Martin Heidegger „Sein und Zeit“/ Erstes Kapitel §§ 9–11
Thema der existenzialen Analytik
In der Einleitung wurde als nächste Aufgabe die existenziale Analytik des Daseins festgehalten. Dasein ist jedoch nicht bloß Vorhandensein, sondern es ist Seiendes, dem es in seinem Sein um sich selbst geht. Die Tatsache, dass es dem Dasein in seinem Sein um sich selbst geht, nennt Heidegger Jemeinigkeit. In dieser gründen die „Seinsmodi der Eigentlichkeit und Uneigentlichkeit“,[1] auf welche in späteren Kapiteln eingegangen wird. Während der überlieferte Terminus der existentia eine bloße Vorhandenheit anzeigt, möchte Heidegger seinen Gebrauch von Existenz im Sinne des Lebensvollzugs hiervon klar abgrenzen. Existenz meint vor allem „mögliche Weisen zu sein“.[2] Deshalb identifiziert Heidegger Wesen mit Existenz: „Das Wesen des Daseins liegt in seiner Existenz“. In diesen Möglichkeiten, die das Dasein ist, kann es sich selbst wählen – etwas, das bloß Vorhandenem nicht zukommt. Diese zwei Seinsarten sind grundverschieden: „Seiendes ist also ein Wer (Existenz) oder ein Was (Vorhandenheit im weitesten Sinne).“[3] Die das Dasein in seinem Lebensvollzug bestimmenden Momente nennt Heidegger Existenzialien, um sie von den ontologischen Kategorien für das Vorhandene abzugrenzen.[4] Diese Einteilung gibt eine erste Vorahnung auf die Frage „was der Mensch sei“. Sie soll auch zeigen, dass die Antwort vor jeder humanwissenschaftlichen Betrachtungsweise, wie Psychologie, Anthropologie und erst recht Biologie, liegt – es ist eben eine fundamental ontologische Untersuchung. Im Folgenden nimmt Heidegger die Abgrenzung zu diesen anderen Untersuchungen vor.

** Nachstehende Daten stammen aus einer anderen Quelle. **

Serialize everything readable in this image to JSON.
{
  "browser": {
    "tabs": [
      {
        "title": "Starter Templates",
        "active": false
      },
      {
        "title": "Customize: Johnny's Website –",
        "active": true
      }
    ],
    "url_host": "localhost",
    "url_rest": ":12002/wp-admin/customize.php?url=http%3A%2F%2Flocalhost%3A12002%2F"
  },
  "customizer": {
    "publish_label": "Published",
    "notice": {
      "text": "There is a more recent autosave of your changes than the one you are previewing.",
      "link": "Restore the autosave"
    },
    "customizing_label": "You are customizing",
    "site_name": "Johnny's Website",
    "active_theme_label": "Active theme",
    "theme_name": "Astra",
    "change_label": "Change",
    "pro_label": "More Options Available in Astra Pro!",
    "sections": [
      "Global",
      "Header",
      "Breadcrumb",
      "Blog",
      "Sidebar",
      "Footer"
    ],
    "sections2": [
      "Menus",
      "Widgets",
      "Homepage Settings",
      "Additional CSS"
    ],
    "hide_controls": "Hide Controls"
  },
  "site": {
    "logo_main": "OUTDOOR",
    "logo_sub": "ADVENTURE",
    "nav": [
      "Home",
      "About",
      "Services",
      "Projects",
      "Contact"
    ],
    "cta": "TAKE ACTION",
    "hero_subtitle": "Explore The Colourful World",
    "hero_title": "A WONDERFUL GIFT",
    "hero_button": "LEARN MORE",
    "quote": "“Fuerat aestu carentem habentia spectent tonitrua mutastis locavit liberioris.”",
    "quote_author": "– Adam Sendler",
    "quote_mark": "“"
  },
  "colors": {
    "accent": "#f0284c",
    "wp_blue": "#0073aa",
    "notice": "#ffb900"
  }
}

Abgrenzung gegen andere Disziplinen
Für Heidegger verfehlen alle diese Untersuchungen die Antwort auf die Frage „Was ist der Mensch?“. Vor allem tut dies laut Heidegger ein Ansatz, welcher von einem zunächst gegebenen Ich oder Subjekt ausgeht, wie er sich aus der an Descartes anschließenden Tradition ergibt.[5] Auch die Lebensphilosophie verfehlt das Wesen des Daseins, da ihr das Leben nicht ontologisch zum Problem wird.[6] Die Versuche Husserls und Max Schelers, das Dasein durch die Person bzw. einen Personalismus zu greifen, stoßen an dieselbe Grenze, wenn sie nicht die Seinsart der Person thematisieren.[7] Die traditionelle Philosophische Anthropologie hat selbst in ihren zwei Kernthesen ein Bild des seienden Mensch als Vorhandensein. Sie verfehlt damit nach Heidegger den Vollzugscharakter des Lebens, da ihre Bestimmung des Menschen als animal rationale und andererseits ihre Idee des Menschen als ein Wesen, welches über sich hinaus geht, noch im Vorhandensein wurzelt.
Ebenso ist die Psychologie ohne ontologisches Fundament, welcher Mangel sich auch nicht durch die Zunahme von biologischen Erkenntnissen beheben lässt, denn die Seinsart des Lebens ist nur dem Dasein zugänglich, d. h. die Biologie als Wissenschaft ist wiederum in der Ontologie des Daseins fundiert.[8]
Abschließend verwehrt sich Heidegger auch dagegen, eine Daseinsanalyse von einer im anthropologischen Sinne primitiven Daseinsstufe (primitiven Völkern) ausgehen zu lassen. Zwar mögen hier die Phänomene weniger kompliziert und verdeckt sein; das empirische Material hierzu wird jedoch vor allem durch die Ethnologie zur Verfügung gestellt, dieser Wissenschaft müsste aber selbst schon eine Analytik des Daseins vorausgehen.[9]
Zwar lässt sich für das Dasein die ontologische Problematik leicht von der ontischen Forschung abgrenzen, schwieriger ist jedoch die Ausarbeitung der Idee eines „natürlichen Weltbegriffes“. Dies soll im nächsten Kapitel geschehen.